I had a question about finding the radius for bright Newton's rings. According to Wikipedia the final answer should be
$$ r = \sqrt{\lambda R\left(N+\frac{1}{2}\right)} $$
where $R$ is the radius of curvature and $N$ is a whole number starting from 0. When I was deriving the equation, I end up with:
$$ r = \sqrt{\lambda R\left(N+\frac{1}{2}\right) – d^2} $$
where $d$ is the distance from the edge of the circle to the ground. I looked it up, and this says that $d^2$ can be ignored because $d$ is small.
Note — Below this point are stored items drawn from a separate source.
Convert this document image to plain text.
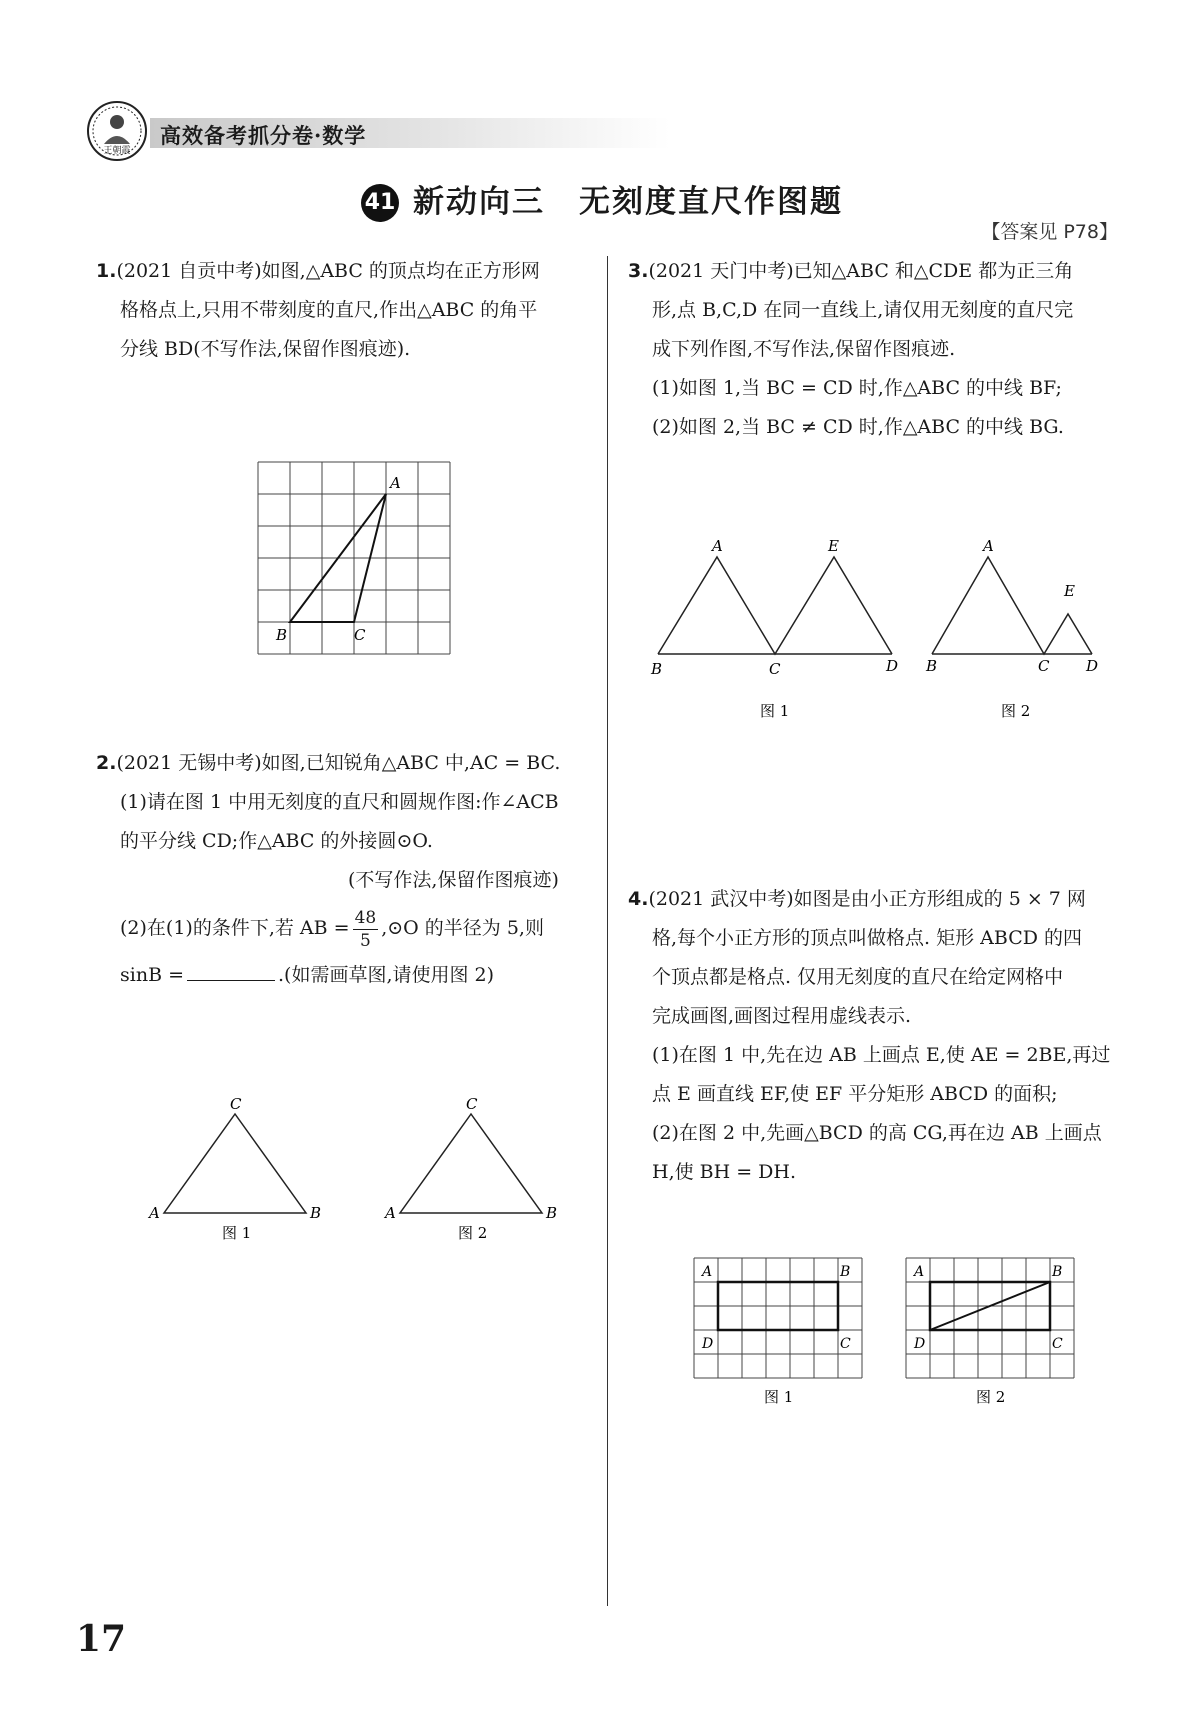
王朝霞
高效备考抓分卷·数学
41 新动向三 无刻度直尺作图题
【答案见 P78】
1.(2021 自贡中考)如图,△ABC 的顶点均在正方形网
格格点上,只用不带刻度的直尺,作出△ABC 的角平
分线 BD(不写作法,保留作图痕迹).
A
B	C
2.(2021 无锡中考)如图,已知锐角△ABC 中,AC = BC.
(1)请在图 1 中用无刻度的直尺和圆规作图:作∠ACB
的平分线 CD;作△ABC 的外接圆⊙O.
(不写作法,保留作图痕迹)
(2)在(1)的条件下,若 AB = $\frac{48}{5}$ ,⊙O 的半径为 5,则
sinB =	.(如需画草图,请使用图 2)
C
A	B
图 1
C
A	B
图 2
3.(2021 天门中考)已知△ABC 和△CDE 都为正三角
形,点 B,C,D 在同一直线上,请仅用无刻度的直尺完
成下列作图,不写作法,保留作图痕迹.
(1)如图 1,当 BC = CD 时,作△ABC 的中线 BF;
(2)如图 2,当 BC ≠ CD 时,作△ABC 的中线 BG.
A	E
B	C	D
图 1
A
E
B	C D
图 2
4.(2021 武汉中考)如图是由小正方形组成的 5 × 7 网
格,每个小正方形的顶点叫做格点. 矩形 ABCD 的四
个顶点都是格点. 仅用无刻度的直尺在给定网格中
完成画图,画图过程用虚线表示.
(1)在图 1 中,先在边 AB 上画点 E,使 AE = 2BE,再过
点 E 画直线 EF,使 EF 平分矩形 ABCD 的面积;
(2)在图 2 中,先画△BCD 的高 CG,再在边 AB 上画点
H,使 BH = DH.
A	B
D	C
图 1
A	B
D	C
图 2
17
My question is, what is the basis for concluding that $d$ is small? Are there cases where this is not true?
Best Answer
In the derivation of the formula for the radius of a ring the intersecting chord theorem, Pythagoras , etc is used to show that $r^2= 2Rt -t^2 = t(2R-t)$ where $t$, your $d$, is the distance between the top of the bottom surface and the bottom of the lens surface.
The radius of curvature of the surface of the lens $R$ might be $1.00\, \rm m$ and $t$ would be a few wavelengths of light, say $10^{-6}\, \rm m $.
So $2R-t = 2\times 1.00 - 10^{-6} \approx 2.00$ to a very good approximation.
It is unlikely that the radius of curvature of the surface of the lens will be comparable to the wavelength of light.